One state that has been successful in doing so is Oregon that rebalanced their budget back in the early 1980’s. Many other states have followed, including Washington and Colorado. The number of people receiving Medicaid-funded nursing facility care in these states grew at a much slower rate than in the rest of the nation from the inception of Medicaid home and community-based waiver programs in the early 19080s to 1994. The number of people in nursing homes as a proportion of the population age 75 and above in these states decreased faster than the average for the rest of the nation. Total annual Medicaid spending on nursing facilities also increased at a slower rate in the study states than nationally after controlling for growth of the age 75-and-older population.

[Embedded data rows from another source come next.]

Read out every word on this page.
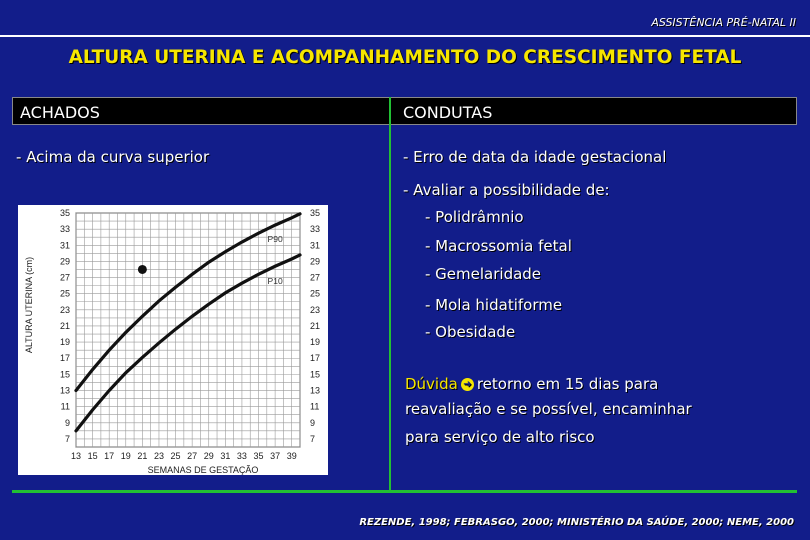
ASSISTÊNCIA PRÉ-NATAL II
ALTURA UTERINA E ACOMPANHAMENTO DO CRESCIMENTO FETAL
ACHADOS	CONDUTAS
- Acima da curva superior	- Erro de data da idade gestacional
- Avaliar a possibilidade de:
- Polidrâmnio
- Macrossomia fetal
- Gemelaridade
- Mola hidatiforme
- Obesidade
Dúvida ➜ retorno em 15 dias para
reavaliação e se possível, encaminhar
para serviço de alto risco
35	35
33	33
31	31
29	29
27	27
25	25
23	23
21	21
19	19
17	17
15	15
13	13
11	11
9	9
7	7
13 15 17 19 21 23 25 27 29 31 33 35 37 39
P90
P10
ALTURA UTERINA (cm)
SEMANAS DE GESTAÇÃO
REZENDE, 1998; FEBRASGO, 2000; MINISTÉRIO DA SAÚDE, 2000; NEME, 2000
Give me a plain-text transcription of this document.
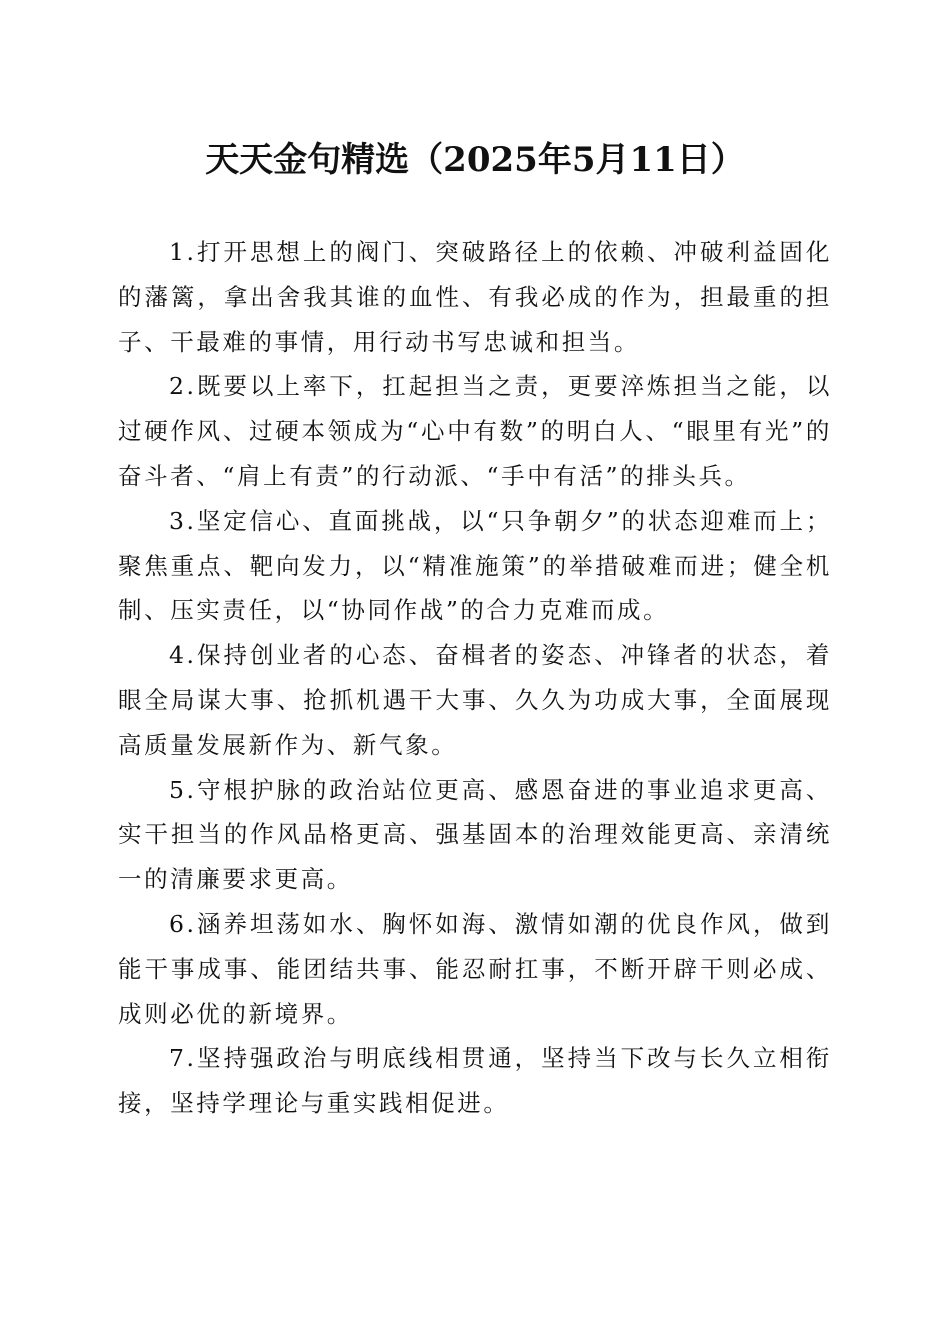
天天金句精选（2025年5月11日）

1.打开思想上的阀门、突破路径上的依赖、冲破利益固化的藩篱，拿出舍我其谁的血性、有我必成的作为，担最重的担子、干最难的事情，用行动书写忠诚和担当。

2.既要以上率下，扛起担当之责，更要淬炼担当之能，以过硬作风、过硬本领成为“心中有数”的明白人、“眼里有光”的奋斗者、“肩上有责”的行动派、“手中有活”的排头兵。

3.坚定信心、直面挑战，以“只争朝夕”的状态迎难而上；聚焦重点、靶向发力，以“精准施策”的举措破难而进；健全机制、压实责任，以“协同作战”的合力克难而成。

4.保持创业者的心态、奋楫者的姿态、冲锋者的状态，着眼全局谋大事、抢抓机遇干大事、久久为功成大事，全面展现高质量发展新作为、新气象。

5.守根护脉的政治站位更高、感恩奋进的事业追求更高、实干担当的作风品格更高、强基固本的治理效能更高、亲清统一的清廉要求更高。

6.涵养坦荡如水、胸怀如海、激情如潮的优良作风，做到能干事成事、能团结共事、能忍耐扛事，不断开辟干则必成、成则必优的新境界。

7.坚持强政治与明底线相贯通，坚持当下改与长久立相衔接，坚持学理论与重实践相促进。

Today only a handful of states remain committed to forcing seniors into nursing homes when no longer able to live independently – Kentucky, Virginia, Alabama and West Virginia do not pay for assisted living services. Although an increasing number of states have created Medicaid waivers to pay for assisted living services, the funding always falls short of the need which creates long waiting lists. clients in need of assisted living services cannot wait the two or three years it takes to receive an allocation. So seniors and disabled adults are still forced into nursing homes and we continue to pay for poor quality and undesirable care.
In 2003 our firm started the conversation with the Department of Housing and Urban Development urging them to join forces with the Department of Health and Human Services (federal Medicaid program) to properly fund community care at least for those living in public/subsidized housing. Seven years later, it happened and both departments partnered to create the Community Living Initiative that funds housing and services for low-income disabled adults. Seniors, however, have to wait longer and as of today no initiatives have been taken to address the issues of the seniors.
Apparently financial crisis alone will not prompt the federal government to act. I firmly believe the issue of low-income seniors ending up in nursing homes prematurely must arouse public opinion. Those most affected, the seniors, the families, the advocates, need to demand this change. Rather than being remembered as the “silent minority” we must be remembered as the generation that changed the way we care for seniors in this country.